E.            [Hisda asked,] “But perhaps they [the kernels] came from grapes that were stolen.” He said to him, “[I could tell that] the owners had given up hope of [recovering them]. Shoots had already sprouted through them [they had been lying there so long].”

F.             He [Hisda] saw that he did not have on his tefillin. He said to him, “On what basis do you not put on your tefillin?” He said, “I have an intestinal disorder. And said R. Judah, `One who suffers from an intestinal disorder is exempt from the obligation to put on tefillin.'”

G.            He [Hisda] saw that he did not have on his fringes [on the corners of his garment]. He said to him, “On what basis do you not have fringes?” He said to him, “This is a borrowed cloak [that I am wearing]. And R. Judah said, [110b] `A borrowed cloak during the first thirty days is exempt from [the rule that one put on its corners] fringes.'”

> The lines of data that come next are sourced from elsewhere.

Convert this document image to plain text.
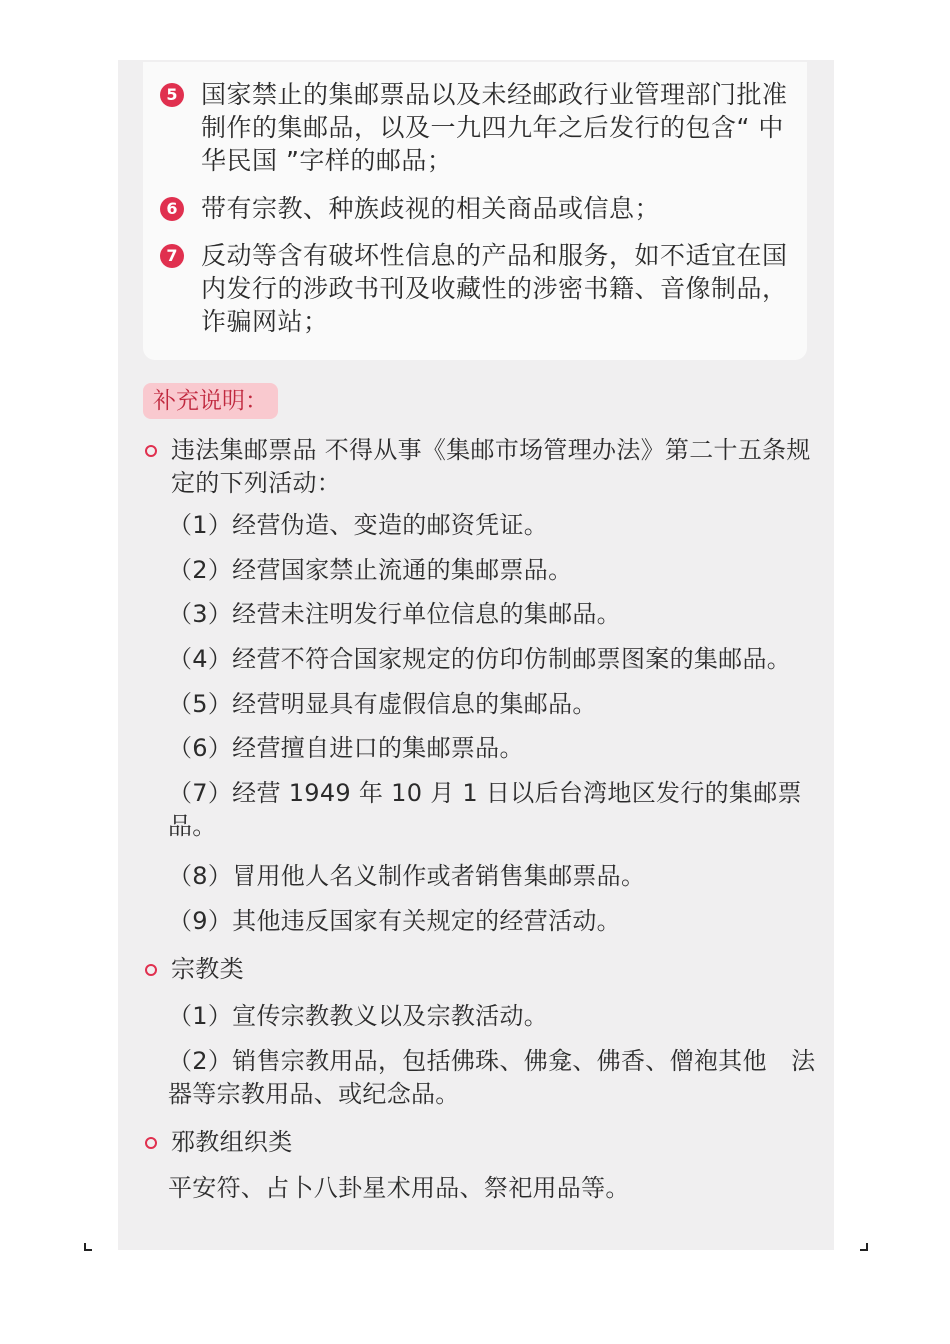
5 国家禁止的集邮票品以及未经邮政行业管理部门批准制作的集邮品，以及一九四九年之后发行的包含“ 中华民国 ”字样的邮品；
6 带有宗教、种族歧视的相关商品或信息；
7 反动等含有破坏性信息的产品和服务，如不适宜在国内发行的涉政书刊及收藏性的涉密书籍、音像制品，诈骗网站；
补充说明：
违法集邮票品 不得从事《集邮市场管理办法》第二十五条规定的下列活动：
（1）经营伪造、变造的邮资凭证。
（2）经营国家禁止流通的集邮票品。
（3）经营未注明发行单位信息的集邮品。
（4）经营不符合国家规定的仿印仿制邮票图案的集邮品。
（5）经营明显具有虚假信息的集邮品。
（6）经营擅自进口的集邮票品。
（7）经营 1949 年 10 月 1 日以后台湾地区发行的集邮票品。
（8）冒用他人名义制作或者销售集邮票品。
（9）其他违反国家有关规定的经营活动。
宗教类
（1）宣传宗教教义以及宗教活动。
（2）销售宗教用品，包括佛珠、佛龛、佛香、僧袍其他　法器等宗教用品、或纪念品。
邪教组织类
平安符、占卜八卦星术用品、祭祀用品等。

H.           Meanwhile they brought in [to Hisda's court] a person who did not honor his father and mother. They tied him up [so as to administer stripes to him]. He [Rami] said to them, “Let him go. For it was taught on Tannaite authority: For every positive command whose reward is specified along with it [in the Torah], an earthly court has no authority over it.” [Exod. 20:12 specifies: “Honor your father and your mother, that your days may be long in the land which the Lord your God gives you.”]

I.              He [Hisda] said to him, “I see what keen insight you have.” He said to him, “If you are ever in the neighborhood of [the school of] R. Judah come in and I will show you real keen insight.”

A.            Said Abayye to R. Safra, “When you journey there [to Israel], ask them: With regard to liver, what do you do with it [to prepare it for eating]?

B.            When he got there he found R. Zeriqa [and he asked him]. He said to him, “I once cooked [i.e., boiled] it for R. Ammi and he ate it.”

C.            When he [Safra] came back to him [and told him this Abayye] said to him, “I did not raise any question about prohibiting the liver itself. I raised a question about whether the liver could render prohibited other [pieces of meat cooked together with it in the same pot].”

D.            But what difference is there [between these two issues]? About prohibiting the liver itself you did not raise a question because it was taught on Tannaite authority: [Liver renders other foods forbidden, but] itself is not rendered forbidden [M. Ter. 10:11 G].

E.            Whether the liver could render prohibited other [pieces of meat cooked together with it in the same pot] you also should not raise as a question because it was taught on Tannaite authority: Liver renders other foods forbidden, but itself is not rendered forbidden, for it imparts [flavor] but does not absorb [flavor][M. Ter. 10:11 G-H].